Income tax expense is recorded relative to the jurisdictions that recognize book earnings. During the three months ended March 31, 2017, the Company recognized income tax expense of $1.0 million on pre-tax income of $3.8 million, representing an effective income tax rate of 26.2% compared to an income tax expense of $0.8 million on pre-tax income of $3.5 million, representing an effective income tax rate of 22.1% for the same period in 2016.  



The difference between the income taxes expected at the U.S. federal statutory income tax rate of 34% and the reported income tax expense are impacted by a number of items. The Company’s effective tax rate is lower because there is a lower statutory tax rate in the countries where the Company pays taxes, such as Austria, Mauritius, Canada and Poland, when compared to the United States. There is also a lower effective tax rate for the Company’s Canadian and Polish operations due to exchange rate benefits.  
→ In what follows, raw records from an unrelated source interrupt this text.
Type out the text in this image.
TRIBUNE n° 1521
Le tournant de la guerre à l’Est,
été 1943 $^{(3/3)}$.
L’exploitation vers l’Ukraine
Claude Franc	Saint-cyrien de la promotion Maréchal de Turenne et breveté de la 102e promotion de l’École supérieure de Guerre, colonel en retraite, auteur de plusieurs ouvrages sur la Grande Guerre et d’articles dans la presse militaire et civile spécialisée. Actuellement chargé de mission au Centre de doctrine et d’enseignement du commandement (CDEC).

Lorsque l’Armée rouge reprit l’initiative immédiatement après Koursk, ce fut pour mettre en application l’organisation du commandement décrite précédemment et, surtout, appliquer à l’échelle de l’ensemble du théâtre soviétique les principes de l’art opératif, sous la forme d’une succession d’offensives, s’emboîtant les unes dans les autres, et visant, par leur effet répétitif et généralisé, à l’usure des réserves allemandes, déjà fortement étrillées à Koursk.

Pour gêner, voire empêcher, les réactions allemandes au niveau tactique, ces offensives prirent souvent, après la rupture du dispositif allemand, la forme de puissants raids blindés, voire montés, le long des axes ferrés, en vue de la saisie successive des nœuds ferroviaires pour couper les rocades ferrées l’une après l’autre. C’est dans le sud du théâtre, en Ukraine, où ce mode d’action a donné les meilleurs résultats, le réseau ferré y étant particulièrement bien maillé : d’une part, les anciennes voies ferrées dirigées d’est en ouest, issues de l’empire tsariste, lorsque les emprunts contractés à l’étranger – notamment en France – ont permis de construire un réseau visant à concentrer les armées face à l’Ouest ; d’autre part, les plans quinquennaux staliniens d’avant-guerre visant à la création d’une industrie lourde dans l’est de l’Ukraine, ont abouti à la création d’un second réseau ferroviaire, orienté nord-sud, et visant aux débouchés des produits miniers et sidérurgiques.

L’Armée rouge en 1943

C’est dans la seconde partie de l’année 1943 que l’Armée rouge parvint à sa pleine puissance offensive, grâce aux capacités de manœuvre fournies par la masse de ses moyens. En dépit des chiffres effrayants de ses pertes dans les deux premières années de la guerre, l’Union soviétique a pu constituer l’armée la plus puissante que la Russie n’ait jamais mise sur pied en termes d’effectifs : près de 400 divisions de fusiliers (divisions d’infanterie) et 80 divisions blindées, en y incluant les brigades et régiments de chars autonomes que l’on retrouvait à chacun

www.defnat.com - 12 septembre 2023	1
The Company has a valuation allowance on its U.S. deferred tax assets that results from uncertainty regarding its ability to realize the benefits of its U.S. deferred tax assets. The Company continues to monitor the valuation allowance for deferred tax assets in the U.S. on a quarterly basis, and it may release all or a portion of the U.S. valuation allowance in 2017 or in subsequent years in the event that more positive evidence becomes available. Further, the Company’s implementation of certain tax strategies could reduce the need for a valuation allowance in the future. If the Company concludes that its prospects for the realization of its deferred tax assets are more likely than not, it will reduce its valuation allowance as appropriate.